Também passaram pelo Anhembi, até a publicação desta reportagem, a Colorado do Brás, com um desfile sem contratempos, e a Barroca Zona Sul, que apesar do desfile cheio de beleza e religiosidade, teve problema em um dos carros alegóricos, o que pode comprometer a nota final na apuração de terça-feira (4/3).
As tradicionais Rosas de Ouro e Camisa Verde e Branco ainda encerrariam os desfiles já ao amanhecer na zona norte de São Paulo.
Veja como foi a primeira noite de desfiles no Sambódromo do Anhembi.
Colorado do Brás
A Colorado do Brás transformou o Anhembi em Pelourinho na tentativa de quebrar uma antiga escrita do carnaval paulistano, que aponta para uma grande chance de rebaixamento da escola que abre os desfiles na sexta. O afoxé Filhos de Gandhi foi o tema escolhido pela agremiação, que fez uma apresentação sem contratempos em uma noite quente e sem chuva.
A comissão de frente se destacou e resumiu o que aconteceria nos minutos seguintes no Sambódromo. Exú abriu os caminhos e surgiram, logo de cara, divindades hindus, estivadores, Gilberto Gil, Clara Nunes e Caetano, se misturando em coreografia sob a observação de um Gandhi, impassível, na comissão de frente.
Filhos de Gandhi surgiu em Salvador ainda na primeira metade do século passado, formado por estivadores que se vestiam de branco, em alusão ao pacifista indiano, daí as referências. Também se destacaram as baianas em vermelho, representando Santa Luzia, além da bateria cheia de bossa, com fantasias de ogans (sacerdotes que tocam atabaques e não entram em transe nos rituais).
Barroca Zona Sul
A escola da zona sul encontrou dificuldades em seu desfile, mesmo com samba envolvente, fantasias e alegorias luxuosas. O segundo carro da Barroca teve problemas para entrar no sambódromo e levou à abertura de um longo espaço até a ala seguinte, o que deve provocar perda de pontuação na harmonia.

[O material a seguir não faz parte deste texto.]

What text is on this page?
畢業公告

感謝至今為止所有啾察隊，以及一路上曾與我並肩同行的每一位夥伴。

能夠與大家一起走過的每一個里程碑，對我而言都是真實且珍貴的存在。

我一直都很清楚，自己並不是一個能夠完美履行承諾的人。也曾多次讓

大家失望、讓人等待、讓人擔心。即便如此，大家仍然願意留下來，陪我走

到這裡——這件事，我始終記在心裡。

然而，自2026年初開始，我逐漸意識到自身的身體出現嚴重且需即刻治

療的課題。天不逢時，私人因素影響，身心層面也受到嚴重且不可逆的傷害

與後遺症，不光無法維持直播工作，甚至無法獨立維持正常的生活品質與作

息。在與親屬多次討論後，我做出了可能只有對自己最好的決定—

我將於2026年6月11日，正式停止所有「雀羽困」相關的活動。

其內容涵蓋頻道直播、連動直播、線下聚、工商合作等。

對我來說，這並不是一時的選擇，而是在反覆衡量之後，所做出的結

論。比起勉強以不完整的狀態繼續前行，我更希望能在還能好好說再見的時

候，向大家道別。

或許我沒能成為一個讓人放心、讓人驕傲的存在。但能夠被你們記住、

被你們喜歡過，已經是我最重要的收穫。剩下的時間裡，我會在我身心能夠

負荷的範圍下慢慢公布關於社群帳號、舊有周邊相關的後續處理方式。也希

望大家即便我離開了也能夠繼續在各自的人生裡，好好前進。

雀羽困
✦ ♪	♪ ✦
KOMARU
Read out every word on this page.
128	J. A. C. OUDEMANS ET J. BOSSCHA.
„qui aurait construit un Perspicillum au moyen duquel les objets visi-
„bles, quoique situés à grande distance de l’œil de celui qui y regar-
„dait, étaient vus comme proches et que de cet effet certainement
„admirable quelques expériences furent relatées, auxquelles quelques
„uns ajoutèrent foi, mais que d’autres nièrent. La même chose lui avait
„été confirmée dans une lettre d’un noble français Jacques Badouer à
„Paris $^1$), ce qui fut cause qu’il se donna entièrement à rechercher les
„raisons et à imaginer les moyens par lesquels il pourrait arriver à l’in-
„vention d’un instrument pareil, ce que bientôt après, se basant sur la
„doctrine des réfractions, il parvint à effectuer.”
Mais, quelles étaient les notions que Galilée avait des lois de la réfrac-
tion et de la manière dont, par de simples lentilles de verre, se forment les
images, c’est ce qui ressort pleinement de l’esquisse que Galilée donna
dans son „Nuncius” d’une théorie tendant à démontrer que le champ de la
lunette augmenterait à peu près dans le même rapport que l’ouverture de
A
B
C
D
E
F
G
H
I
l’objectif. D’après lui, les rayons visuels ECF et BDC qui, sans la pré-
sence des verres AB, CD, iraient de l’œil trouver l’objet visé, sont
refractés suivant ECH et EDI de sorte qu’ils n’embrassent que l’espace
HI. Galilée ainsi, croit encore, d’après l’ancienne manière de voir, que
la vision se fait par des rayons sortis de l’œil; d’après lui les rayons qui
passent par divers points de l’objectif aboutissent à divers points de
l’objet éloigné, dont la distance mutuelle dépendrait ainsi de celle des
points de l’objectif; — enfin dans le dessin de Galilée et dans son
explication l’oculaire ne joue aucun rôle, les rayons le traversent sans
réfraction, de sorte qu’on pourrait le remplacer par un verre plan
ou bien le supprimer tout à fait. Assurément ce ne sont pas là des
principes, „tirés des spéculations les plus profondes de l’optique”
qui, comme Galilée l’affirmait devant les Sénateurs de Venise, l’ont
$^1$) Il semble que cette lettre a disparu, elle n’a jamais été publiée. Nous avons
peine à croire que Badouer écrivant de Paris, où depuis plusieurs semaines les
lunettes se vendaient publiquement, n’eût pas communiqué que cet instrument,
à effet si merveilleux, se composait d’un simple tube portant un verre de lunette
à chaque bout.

Para ganhar alguns minutos preciosos e evitar o estouro do limite de 65 minutos para cruzar a pista, a direção de Carnaval optou por não usar o recuo da bateria, passando direto pela parte central do Anhembi. Deu certo e a Barroca passou de raspão, sem risco de punição.
A despeito dos problemas, não faltou beleza e religiosidade. A comissão de frente trouxe Iansã promovendo a transformação com muitos efeitos especiais e coreografia impressionante. A protagonista resgatou os espíritos perdidos em mundos espirituais (os nove oruns, do enredo), fez vendaval e tempestade surgirem cenograficamente em meio a um Anhembi de tempo firme.
Dragões da Real
A Dragões da Real costuma fazer desfiles coloridos, de beleza plástica bem característica, e isso desde os tempos do acesso, em que ainda sonhava com o Grupo Especial. Com a música “Aquarela”, de Toquinho, servindo de pano de fundo para o samba-enredo, a escola tricolor se sentiu muito à vontade na busca pelo título inédito.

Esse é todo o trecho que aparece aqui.